I cannot count the number of times that more established people have told me how I should think, how I should dress, how I should get my hair cut and when it is my time to place my name in the proverbial election hat. I have talked with many people my age and this issue is not unique to me. There is a pervasive "wait your turn" mentality in Little Rock, and when coupled with the "we know what's best" mentality, it is disheartening and disenfranchising.

On Sunday, the Arkansas Democrat-Gazette published an editorial that epitomized my sentiments. The editoral was titled "Big Thoughts," and it was a retort to the Think Big strategic plan to make Little Rock more attractive to the millennial generation. I was one of the co-chairs of the Think Big strategic initiative. There were a few points in the editorial that had a paternalistic overtone.

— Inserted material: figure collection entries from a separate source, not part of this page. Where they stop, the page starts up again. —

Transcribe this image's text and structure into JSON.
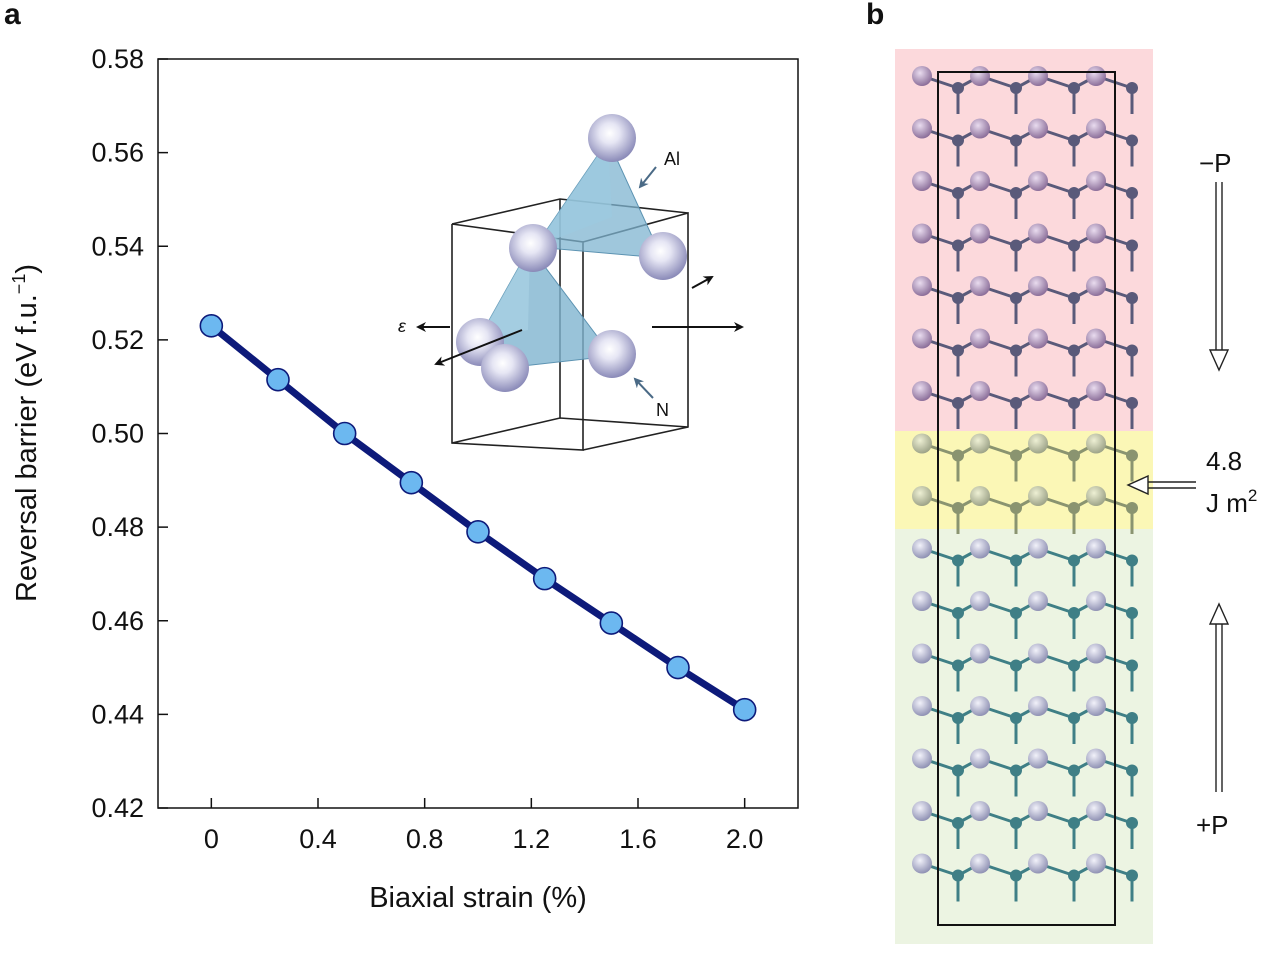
{
  "panels": {
    "a": "a",
    "b": "b"
  },
  "chart_data": {
    "type": "line",
    "xlabel": "Biaxial strain (%)",
    "ylabel": "Reversal barrier (eV f.u.",
    "ylabel_sup": "−1",
    "ylabel_close": ")",
    "xlim": [
      -0.2,
      2.2
    ],
    "ylim": [
      0.42,
      0.58
    ],
    "x_ticks": [
      0,
      0.4,
      0.8,
      1.2,
      1.6,
      2.0
    ],
    "x_tick_labels": [
      "0",
      "0.4",
      "0.8",
      "1.2",
      "1.6",
      "2.0"
    ],
    "y_ticks": [
      0.42,
      0.44,
      0.46,
      0.48,
      0.5,
      0.52,
      0.54,
      0.56,
      0.58
    ],
    "y_tick_labels": [
      "0.42",
      "0.44",
      "0.46",
      "0.48",
      "0.50",
      "0.52",
      "0.54",
      "0.56",
      "0.58"
    ],
    "grid": false,
    "series": [
      {
        "x": [
          0,
          0.25,
          0.5,
          0.75,
          1.0,
          1.25,
          1.5,
          1.75,
          2.0
        ],
        "y": [
          0.523,
          0.5115,
          0.5,
          0.4895,
          0.479,
          0.469,
          0.4595,
          0.45,
          0.441
        ],
        "line_color": "#0d1a7a",
        "marker_color": "#6cb8f0"
      }
    ]
  },
  "inset": {
    "label_al": "Al",
    "label_n": "N",
    "label_strain": "ε",
    "polyhedron_color": "#7fb4d0",
    "atom_color": "#a5a5d0"
  },
  "panel_b": {
    "minus_p": "−P",
    "plus_p": "+P",
    "energy_value": "4.8",
    "energy_unit": "J m",
    "energy_unit_sup": "2",
    "region_colors": {
      "top": "#fcd9dc",
      "middle": "#fbf7b6",
      "bottom": "#ecf4e2"
    },
    "atom_color_top": "#9a7fa6",
    "atom_color_bottom": "#a9abc6",
    "bond_color_top": "#5a5a7a",
    "bond_color_bottom": "#3f7f86"
  }
}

Think Big was a wide-ranging plan, with recommendations for a dedicated funding source for public transit, for repurposing War Memorial Golf Course into a central park, for a juvenile diversion program for Pulaski County, and much more. However, the editorial focused on one idea Think Big did not discuss: charter schools.

One of the foundational principles of the Think Big project was for young people, ages 25 to 40, to offer their perspective on how we should live, work and play in Little Rock. Some leaders in our community understand that young people need to be more involved in the direction of our city. As a result, the ideas created from Think Big were intended to be by young people for young people and the future of Little Rock.

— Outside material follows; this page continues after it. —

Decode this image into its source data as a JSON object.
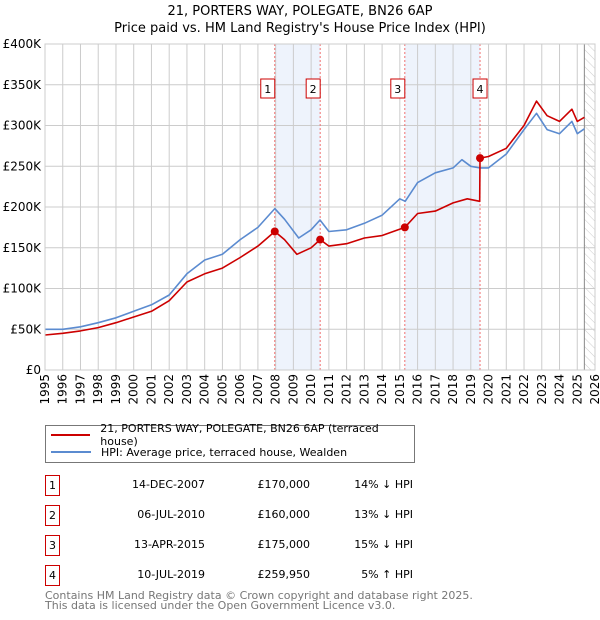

The editorial attempts to undercut this important fact by essentially telling us that, as it relates to education, charter schools are "what you need to think/talk about." In fact, the article said that charter schools are the "most promising innovation in public education in a decade" and that the Think Big members could not seriously promote their recommendations while ignoring charter schools. Sentiments like those expressed in the editorial are a microcosm of a greater societal issue, where those in authority or perceived positions of power attempt to regulate the conduct and conversations of others.

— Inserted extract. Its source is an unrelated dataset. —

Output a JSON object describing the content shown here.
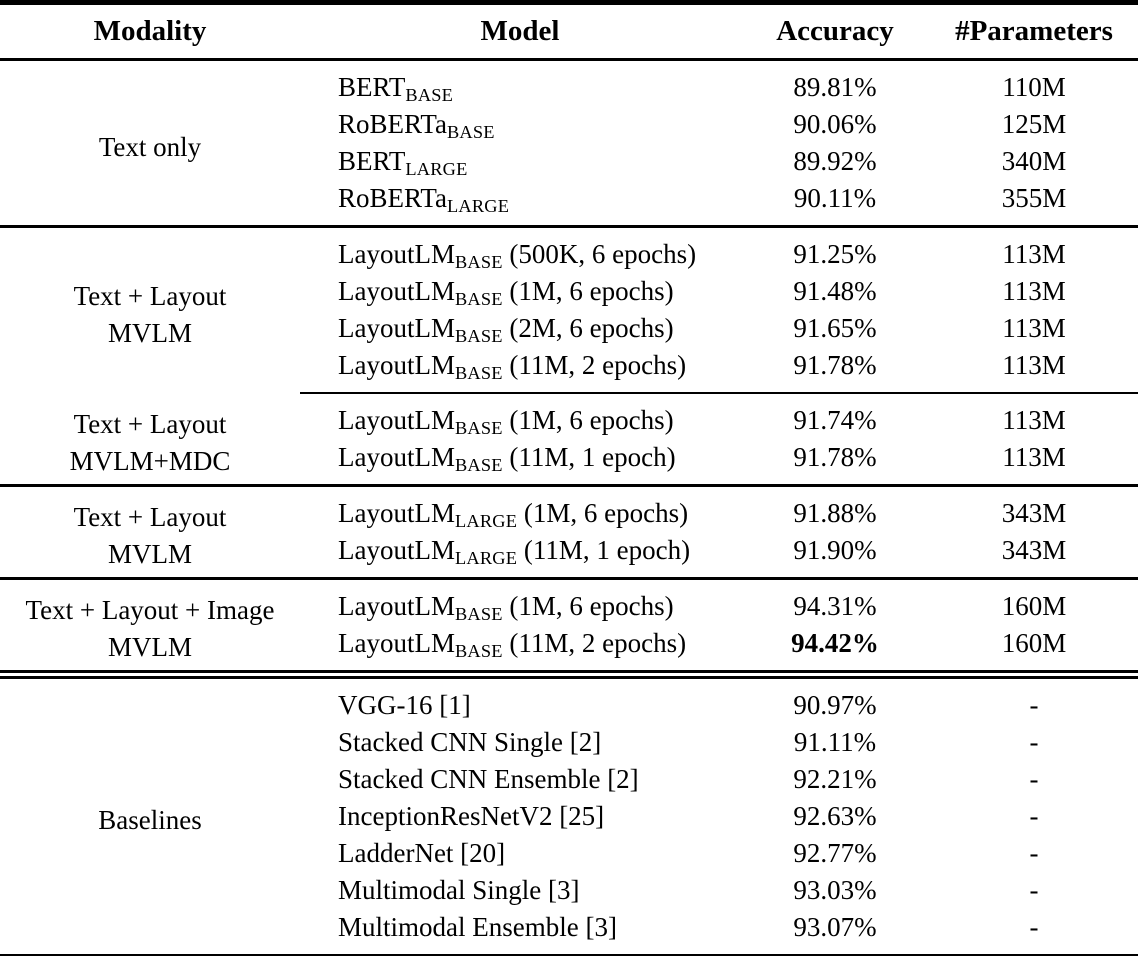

The editorial speaks of charter schools as the savior to all things public education. Personally (and not on the behalf of all Think Big members), I disagree with that notion; conversely, I do not think all charter schools are ill-conceived. Nonetheless, as it relates to Think Big, the Education Task Force developed recommendations that were important to them and other millennials. They focused on other issues such as pre-K, restorative justice and middle school partnerships with local businesses. The editorial would make more sense if the Think Big recommendation spoke ill of charter schools, but it does not. It simply addresses the importance of early childhood education. Ignored by the editorial is the fact that pre-K improves student performance in grades 1 and beyond. It is well documented that students who participate in pre-K obtained higher literacy rates than those who do not. This is a noble issue that we hope will be supported and implemented.

The Think Big strategic plan was intended to be the first of many periodic plans and was not intended to address every issue in Little Rock. Rather, it was conceived to allow younger people to express their vision for the future of Little Rock. It was a much needed opportunity for young people to get involved, without waiting on someone to pass the proverbial torch. Personally, I expected to receive some criticism and pushback after publishing the report, but when I read the editorial I did not sense constructive criticism or new ideas. I felt the "system" and "way we do things" telling us that instead of thinking big, we thought wrong.

If Little Rock is going to be all it can be, then we need those in positions of prominence to stop telling everyone else "how it is" and to start listening to "how it can be." As long as there is the pervasive paternalism, Little Rock will continue to be what it is, not what it can be.

Antwan Phillips is a lawyer with the Wright Lindsey Jennings firm.